Hall of Famer Donates to SMC Nursing Project as a Gift to His Wife

A man who served as Chairman of the Recreational Vehicle Industry Association, was named Indiana Manufacturing Entrepreneur of the Year in 1994 and gained induction into the Recreational Vehicle/Motor Home Hall of Fame eight years later is making his mark next in Michigan’s Great Southwest.

Kelly Rose, who co-founded Automotive Sound & Accessories forty years ago, has gifted Southwestern Michigan College a quarter of a million dollars to fund the Karen E. Rose Simulation Lab at the college’s new $9.6-million Nursing & Health Education Building currently under construction on the school’s Dowagiac campus.

SMC President Dr. David Mathews revealed the $250,000 gift at this week’s board meeting, with Board Chair Thomas Jerdon noting, “It’s our biggest gift so far and will have a huge impact. Being that Karen is an SMC nursing graduate, it has special meaning to both of them. We could see their connection to SMC at Commencement. He was a great Commencement speaker, he’s making the world a better place by giving back to the community and was a pioneer in his own industry.”

Jerdon said an article in The Southwester about Rose’s remarks two years ago, (when business students lined up afterward to meet him), gave him the idea to invite Rose to speak.

When he met Rose, Jerdon says, “He knew more about me than I knew about him because Karen went to nursing school with my oldest sister. They used to study together.”

Both Kelly and Karen are SMC alums. They met in the commons through a mutual friend, him the aspiring teacher/coach and Edwardsburg farm boy, and her, the Dowagiac city girl who worked for a year after high school to afford the $900 Dodge Dart she would drive to clinicals at Lee Memorial Hospital in Dowagiac, Lake View Hospital in Paw Paw and Cass County Medical Care Facility near Cassopolis.

“I saw her for the very first time in this building,” Kelly recalled as speaker for SMC’s 387-member Class of 2016. “I saw her across the room and told my buddies, ‘I’m going to marry that woman.’”

“When we got married,” he also informed SMC students, “I told Karen that within 10 years I was going to buy a Corvette and take her to Hawaii. We did. I learned as I went. If we make sure mistakes don’t bury us, we learn more from dry holes than gushers.”

The couple talked about donating to the college after attending its 49th graduation. They told school officials, “The campus looks so different. We need to do that. We love the school.” They talked about it, but left it there for the time being.

Then Kelly surprised Karen for her birthday on October 24th with the once-in-a-lifetime gift.

On her 65th birthday, driving back from a restaurant in Naples, Florida, Kelly insisted Karen load a video depicting golf course damage.

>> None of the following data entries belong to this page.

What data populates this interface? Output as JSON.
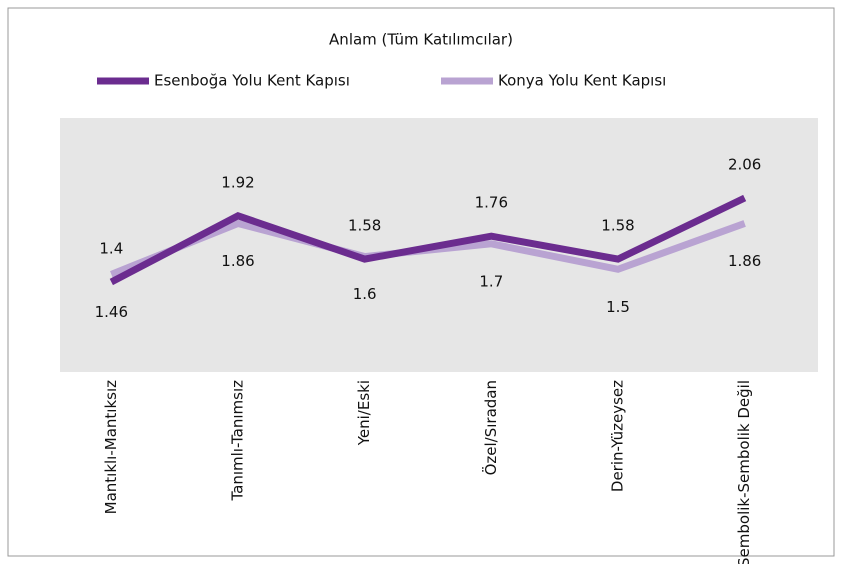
{
  "chart_data": {
    "type": "line",
    "title": "Anlam (Tüm Katılımcılar)",
    "categories": [
      "Mantıklı-Mantıksız",
      "Tanımlı-Tanımsız",
      "Yeni/Eski",
      "Özel/Sıradan",
      "Derin-Yüzeysez",
      "Sembolik-Sembolik Değil"
    ],
    "series": [
      {
        "name": "Esenboğa Yolu Kent Kapısı",
        "color": "#6b2c8f",
        "values": [
          1.4,
          1.92,
          1.58,
          1.76,
          1.58,
          2.06
        ]
      },
      {
        "name": "Konya Yolu Kent Kapısı",
        "color": "#b9a3d2",
        "values": [
          1.46,
          1.86,
          1.6,
          1.7,
          1.5,
          1.86
        ]
      }
    ],
    "legend": "top"
  }
}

He cryptically told her, “I want to see it tonight.” She says, “He was getting so nervous,”  which perplexed her since she expected to be viewing trees toppled across an emerald expanse.

Instead, the virtual reality “fly-through” tour of the state-of-the-art facility that is the largest project undertaken in SMC’s more than 50-year history popped up.

Karen says, “I was so thrilled and in shock, I just started crying,” adding, “I had read different articles over the last five years about simulators and how wonderful they are for teaching. I thought that would have been nice” to have when she studied nursing at SMC in what was then a new building.  She concludes, “He couldn’t have given me a better gift!”

The former Karen Mead finished nursing school in 1972 while planning their small August wedding and whirlwind Wisconsin Dells honeymoon. A 1970 Union High School graduate, she grew up on First Avenue with brothers Dale and Lyle Jr., attended McKinley Elementary School, Central Junior High and DUHS.

She had thought about becoming a hairdresser and toured Vogue Beauty School in Indiana, but had also started at Lee Memorial as a teen-age candy-striper. After graduation, she found a nursing job at Elkhart General Hospital. She was a nurse for more than 10 years, and “paid the bills for a while” as her husband built several RV businesses.

Now, their legacy will live on in the new simulation center coming to the Dowagiac campus thanks to their generous gift to the project.